L’Europa e la democrazia da proteggere
Gli “Stati Generali della Democrazia” sono un appuntamento pensato per avvicinare i cittadini – in particolare i giovani – alle istituzioni europee, stimolando una riflessione pubblica sulla partecipazione democratica e sulla costruzione del futuro dell’Unione.
In apertura dei lavori di oggi Carlo Corazza, capo dell’Ufficio del Parlamento europeo in Italia, aprendo i lavori., ha ricordato che:
“Oggi i cittadini chiedono un’Europa forte e unita. Serve coraggio: diventeremo grandi lavorando su autostima strategica e facendo gli investimenti necessari”.
L’Europa sta sicuramente vivendo un momento complicato in cui essere forte è l’unico modo per dare risposte davvero efficaci alle diverse sfide che stiamo vivendo: la sicurezza, la necessità di crescita economica, far fronte ai cambiamenti climatici le cui conseguenze sono già sotto i nostri occhi.
L’importanza di una sicurezza comune
La giornata si è articolata in una serie di panel e tavole rotonde, con la partecipazione di eurodeputati italiani, rappresentanti delle istituzioni europee, accademici, giornalisti, attivisti e studenti. Tra i temi affrontati: le sfide democratiche, i diritti umani, la giustizia e le disuguaglianze, la sicurezza e la necessità di creare nuove alleanze.
Sull’aspetto della sicurezza ha particolarmente insistito l’ambasciatore francese in Italia, Martin Briens.
“Il contesto geopolitico attuale è molto preoccupante. È quindi il momento di agire insieme. L’alleanza atlantica svolge un ruolo chiave ma l’Europa deve fare di più. È necessario avvicinare le nostre politiche di difesa”.

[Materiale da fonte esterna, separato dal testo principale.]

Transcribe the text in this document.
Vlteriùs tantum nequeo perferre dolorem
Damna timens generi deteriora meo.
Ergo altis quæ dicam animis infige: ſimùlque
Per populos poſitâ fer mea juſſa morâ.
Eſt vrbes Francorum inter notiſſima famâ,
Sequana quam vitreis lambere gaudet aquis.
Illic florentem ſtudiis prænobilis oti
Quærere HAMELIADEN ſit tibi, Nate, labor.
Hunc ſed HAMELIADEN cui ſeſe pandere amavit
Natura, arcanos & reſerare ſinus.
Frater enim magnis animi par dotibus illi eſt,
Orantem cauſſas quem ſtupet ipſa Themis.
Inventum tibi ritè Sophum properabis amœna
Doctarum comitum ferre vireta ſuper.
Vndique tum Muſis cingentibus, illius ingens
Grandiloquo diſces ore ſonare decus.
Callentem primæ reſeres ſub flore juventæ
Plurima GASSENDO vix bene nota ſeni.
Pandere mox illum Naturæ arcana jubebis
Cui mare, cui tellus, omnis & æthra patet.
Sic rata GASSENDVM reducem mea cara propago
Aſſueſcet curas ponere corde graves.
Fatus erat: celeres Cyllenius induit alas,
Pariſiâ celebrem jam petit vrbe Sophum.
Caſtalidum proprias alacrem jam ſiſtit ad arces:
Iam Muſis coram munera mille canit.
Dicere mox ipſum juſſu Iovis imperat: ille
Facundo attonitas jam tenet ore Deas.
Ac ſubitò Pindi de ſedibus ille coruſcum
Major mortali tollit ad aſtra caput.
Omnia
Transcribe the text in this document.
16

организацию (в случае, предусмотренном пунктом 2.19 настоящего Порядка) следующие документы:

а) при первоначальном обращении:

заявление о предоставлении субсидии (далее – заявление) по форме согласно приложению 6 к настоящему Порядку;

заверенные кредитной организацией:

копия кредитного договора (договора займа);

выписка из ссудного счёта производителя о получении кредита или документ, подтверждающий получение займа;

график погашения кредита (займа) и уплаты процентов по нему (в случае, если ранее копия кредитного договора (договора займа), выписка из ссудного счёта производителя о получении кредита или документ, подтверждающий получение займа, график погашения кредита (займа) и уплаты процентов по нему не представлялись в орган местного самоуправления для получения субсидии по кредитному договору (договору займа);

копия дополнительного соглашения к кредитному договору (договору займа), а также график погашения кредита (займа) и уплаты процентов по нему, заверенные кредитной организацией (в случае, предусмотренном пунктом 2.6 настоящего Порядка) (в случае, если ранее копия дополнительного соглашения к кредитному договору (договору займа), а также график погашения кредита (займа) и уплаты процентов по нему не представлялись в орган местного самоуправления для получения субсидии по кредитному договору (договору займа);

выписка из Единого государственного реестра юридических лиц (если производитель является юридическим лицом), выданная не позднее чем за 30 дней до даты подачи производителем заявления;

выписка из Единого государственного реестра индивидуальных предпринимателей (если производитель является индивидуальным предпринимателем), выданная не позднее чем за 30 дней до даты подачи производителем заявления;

Un altro grande nemico delle democrazie europee è la disinformazione e ancor di più le ingerenze straniere nelle politiche nazionali interne. Minacce che corrodono la stabilità delle nostre società.
L’appello agli organi di informazione è dunque quello di vigilare il più possibile sulla veridicità e attendibilità delle notizie così che i cittadini possano informarsi nel modo giusto e tornare a credere nella forza della democrazia e nel valore della partecipazione.